Le poste de barre moderne est de plus en plus un réseau : superposition radar sur les cartes, cibles AIS sur le traceur, radios VHF recevant les données GPS, alarmes calculant le point de rapprochement le plus proche. Cette intégration peut être excellente. Elle peut aussi créer un faux sentiment de certitude.

Un traceur de cartes n’est valable qu’autant que ses cartes, ses capteurs et ses réglages. Les cibles AIS peuvent être retardées. Les images radar demandent une interprétation. Les alarmes peuvent être réglées de manière si sensible que l’équipage les ignore, ou si lâche qu’il manque ce qui compte. Les acheteurs devraient demander une démonstration en direct en navigation, et pas seulement un écran lumineux au quai.

La compatibilité est un autre sujet. Les électroniques marines communiquent souvent via les réseaux NMEA 0183 ou NMEA 2000, ainsi que par des systèmes propres au fabricant. Du matériel plus ancien peut ne pas partager les données proprement avec des équipements plus récents. Un bateau à bon prix avec un « package électronique complet » peut, après expertise, nécessiter une remise à niveau importante pour que ses systèmes de sécurité puissent réellement communiquer entre eux.

Que devrait prioriser un acheteur ?

Pour la navigation côtière, une VHF fixe avec DSC, un MMSI enregistré et une antenne fiable devraient être considérés comme essentiels. La capacité de réception AIS est fortement souhaitable ; un transpondeur AIS est encore mieux. Le radar devient plus important pour la navigation de nuit, les régions sujettes au brouillard, les routes maritimes fréquentées, les traversées au large et tout projet impliquant des arrivées à terre délicates par mauvaise visibilité.

Pour le large, la redondance compte. Cela peut signifier une VHF portable de secours, des sources GPS indépendantes, une EPIRB ou une PLB, des options de navigation papier ou hors ligne, et une capacité de batterie suffisante pour faire fonctionner l’électronique pendant une longue situation d’urgence. L’équipement de sécurité est un système, pas une simple liste de courses.

À mon avis, les acheteurs accordent souvent trop d’importance aux améliorations esthétiques et pas assez à la qualité de l’installation électronique. Un nouvel écran au poste de barre est séduisant. Un connecteur correctement serti, un câble d’antenne au sec et une radio de détresse correctement configurée sont moins glamour. Mais lorsque le temps se dégrade, le bateau ne se souciera pas de ce qui paraissait impressionnant sur les photos de vente.

Le facteur humain

Le dernier élément est la formation. Le radar, l’AIS et la VHF ne sont pas des équipements de sécurité au même titre qu’un coussin l’est. Ils exigent du jugement.

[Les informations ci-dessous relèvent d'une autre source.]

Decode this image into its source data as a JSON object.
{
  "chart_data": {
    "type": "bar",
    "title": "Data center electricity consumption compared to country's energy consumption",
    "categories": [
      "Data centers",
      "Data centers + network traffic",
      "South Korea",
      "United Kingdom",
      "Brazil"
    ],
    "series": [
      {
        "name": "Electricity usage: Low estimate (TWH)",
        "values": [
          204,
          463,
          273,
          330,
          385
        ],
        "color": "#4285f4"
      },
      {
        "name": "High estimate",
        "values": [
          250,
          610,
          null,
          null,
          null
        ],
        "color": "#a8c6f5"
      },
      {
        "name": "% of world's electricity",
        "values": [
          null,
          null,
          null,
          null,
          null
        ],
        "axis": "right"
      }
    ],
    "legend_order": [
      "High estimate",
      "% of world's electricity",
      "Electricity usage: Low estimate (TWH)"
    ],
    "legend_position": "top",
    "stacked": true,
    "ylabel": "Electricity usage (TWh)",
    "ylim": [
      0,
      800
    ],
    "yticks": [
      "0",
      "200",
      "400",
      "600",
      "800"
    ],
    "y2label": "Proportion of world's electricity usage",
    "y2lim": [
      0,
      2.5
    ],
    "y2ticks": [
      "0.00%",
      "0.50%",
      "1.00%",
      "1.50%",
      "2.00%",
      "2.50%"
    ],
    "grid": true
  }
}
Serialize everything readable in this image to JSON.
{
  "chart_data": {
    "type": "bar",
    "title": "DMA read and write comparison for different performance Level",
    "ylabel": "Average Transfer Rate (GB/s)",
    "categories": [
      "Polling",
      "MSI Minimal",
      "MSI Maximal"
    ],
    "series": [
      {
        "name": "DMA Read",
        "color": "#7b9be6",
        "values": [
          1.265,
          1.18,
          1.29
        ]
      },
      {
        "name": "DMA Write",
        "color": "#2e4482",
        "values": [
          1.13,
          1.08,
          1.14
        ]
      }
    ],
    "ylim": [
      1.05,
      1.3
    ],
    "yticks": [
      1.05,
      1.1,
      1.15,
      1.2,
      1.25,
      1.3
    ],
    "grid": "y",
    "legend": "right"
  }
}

Les équipages devraient s’entraîner à passer un appel DSC de test lorsqu’il est permis, à interpréter les données du point de rapprochement AIS, à utiliser les distances radar et à appeler un autre navire de manière claire et brève.

Les meilleures électroniques réduisent l’incertitude ; elles ne suppriment pas la responsabilité. Un acheteur prudent devrait les considérer non comme des gadgets, mais comme des instruments de bonne navigation. Dans le brouillard, de nuit ou dans une route maritime très fréquentée, cette distinction peut faire la différence entre l’anxiété et le contrôle.